Concurrent Metaslab Syncing
As hinted in my previous article, spa_sync() is the function that runs whenever a pool needs to update it's internal state. That thread is the master of ceremony for the whole TXG syncing process. As such it is the most visible of thread. At the same time, it's the thread we actually want to see idling. The spa_sync thread is setup to generate work for taskqs and then wait for the work to happen. That's why we often see spa_sync waiting in zio_wait or taskq_wait. This is what we expect that thread to be doing.

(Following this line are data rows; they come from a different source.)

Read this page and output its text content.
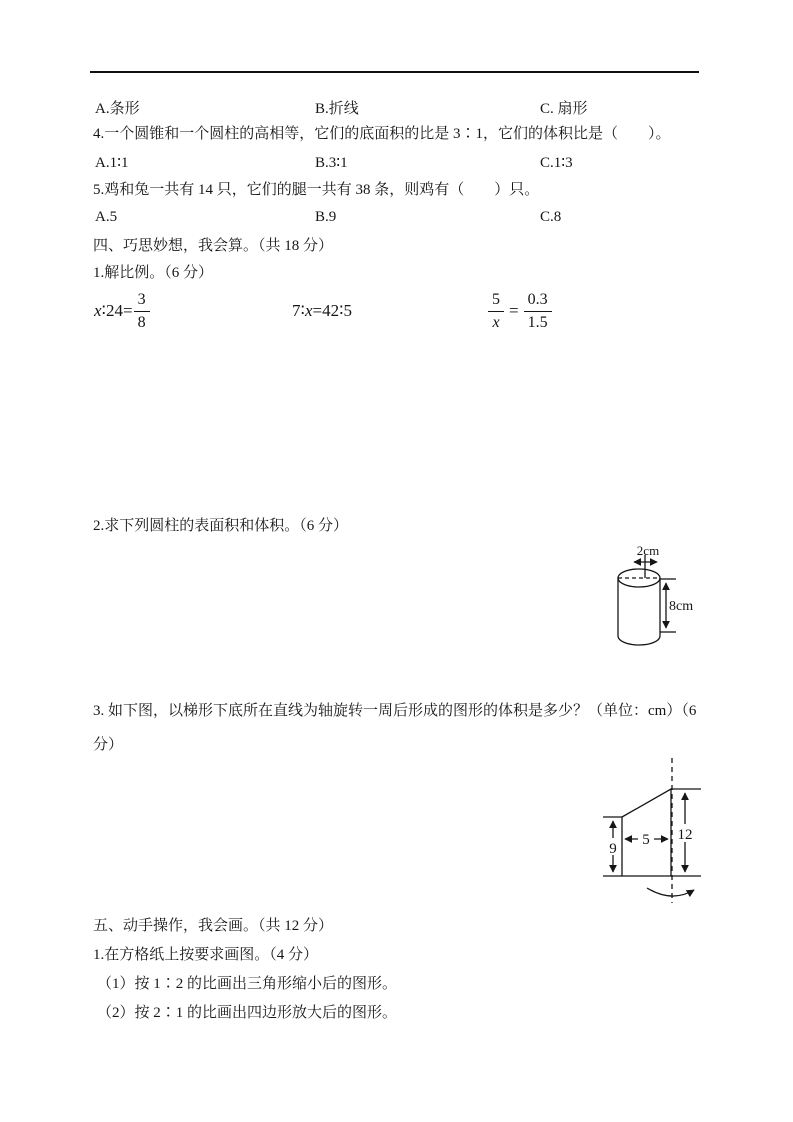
A.条形	B.折线	C. 扇形
4.一个圆锥和一个圆柱的高相等，它们的底面积的比是 3∶1，它们的体积比是（　　）。
A.1∶1	B.3∶1	C.1∶3
5.鸡和兔一共有 14 只，它们的腿一共有 38 条，则鸡有（　　）只。
A.5	B.9	C.8
四、巧思妙想，我会算。（共 18 分）
1.解比例。（6 分）
x ∶24= $\frac{3}{8}$	7∶ x =42∶5	$\frac{5}{x} = \frac{0.3}{1.5}$
2.求下列圆柱的表面积和体积。（6 分）
2cm
8cm
3. 如下图，以梯形下底所在直线为轴旋转一周后形成的图形的体积是多少？（单位：cm）（6
分）
9
5 12
五、动手操作，我会画。（共 12 分）
1.在方格纸上按要求画图。（4 分）
（1）按 1∶2 的比画出三角形缩小后的图形。
（2）按 2∶1 的比画出四边形放大后的图形。
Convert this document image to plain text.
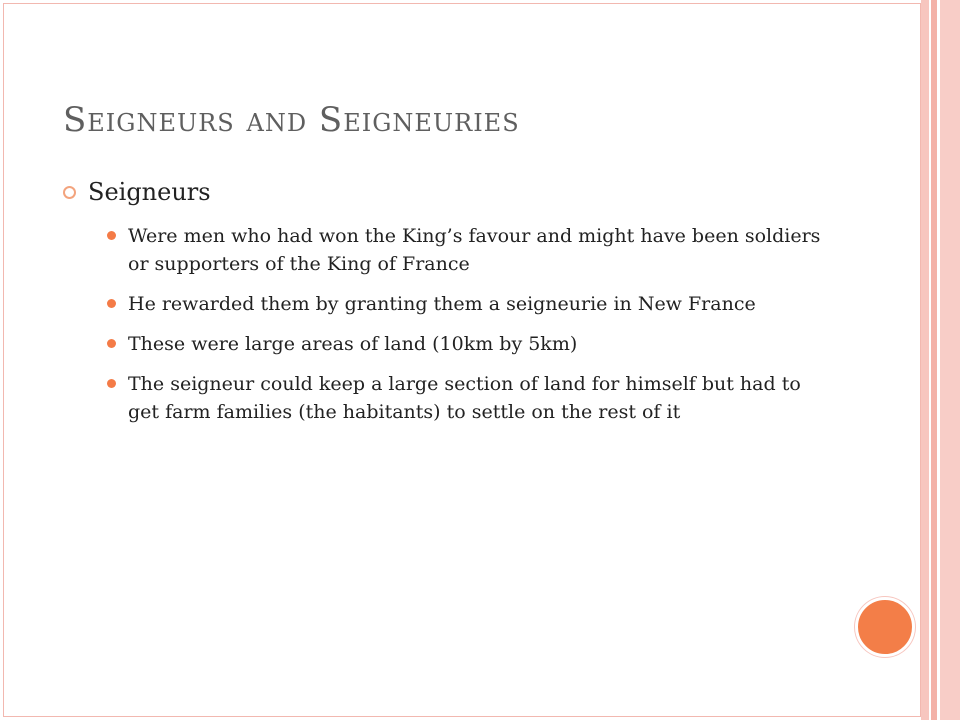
Seigneurs and Seigneuries
Seigneurs
Were men who had won the King’s favour and might have been soldiers or supporters of the King of France
He rewarded them by granting them a seigneurie in New France
These were large areas of land (10km by 5km)
The seigneur could keep a large section of land for himself but had to get farm families (the habitants) to settle on the rest of it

Let's dig into this process a bit more. While we do expect spa_sync to mostly be waiting, it is not the only thing that it does. Before it waits, it has to farm out work to those taskqs. Every TXG, spa_sync wakes up and starts to create work for the zio taskq threads. Those threads immediately pick up the initial tasks posted by spa_sync and just as quickly generate load for pool devices. Our goal is just to keep taskqs and more importantly device fed with work.
And so, we have this single spa_sync thread, quickly posting work to zio taskqs and threads working on checksum computation and other CPU intensive tasks. This model ensures that the disk queues are non-empty for the duration of the data update portion of a TXG.
In practice, that single spa_sync thread is able to generate the tasks to service the most demanding environment. When we hit some form of pool saturation, we typically see spa_sync waiting on a zio and that is just the expected sign that something at the I/O level below ZFS is the current limiting factor.
But, not too long ago, there was a grain of sand in this beautiful clockwork. After spa_sync was all done with ... well waiting... it had a final step to run before updating the uberblock. It would walk through all the devices and process all the space map updates, keeping track of all the allocs and frees. In many cases, this was a quick on-CPU operation done by the spa_sync thread. But when dealing with a large amount of deletion it could show up as significant. It was definitely something that spa_sync was tackling itself as opposed to farming out to workers.
A project was spawned to fix this and during the evaluation the ZFS engineer figured out that a lot of the work could be handled in the earlier stages of the zio processing, further reducing the amount of work we could have to wait on in the later stages of spa_sync.
This fix was a very important step in making sure that the critical thread running spa_sync spends most of it's time ...waiting.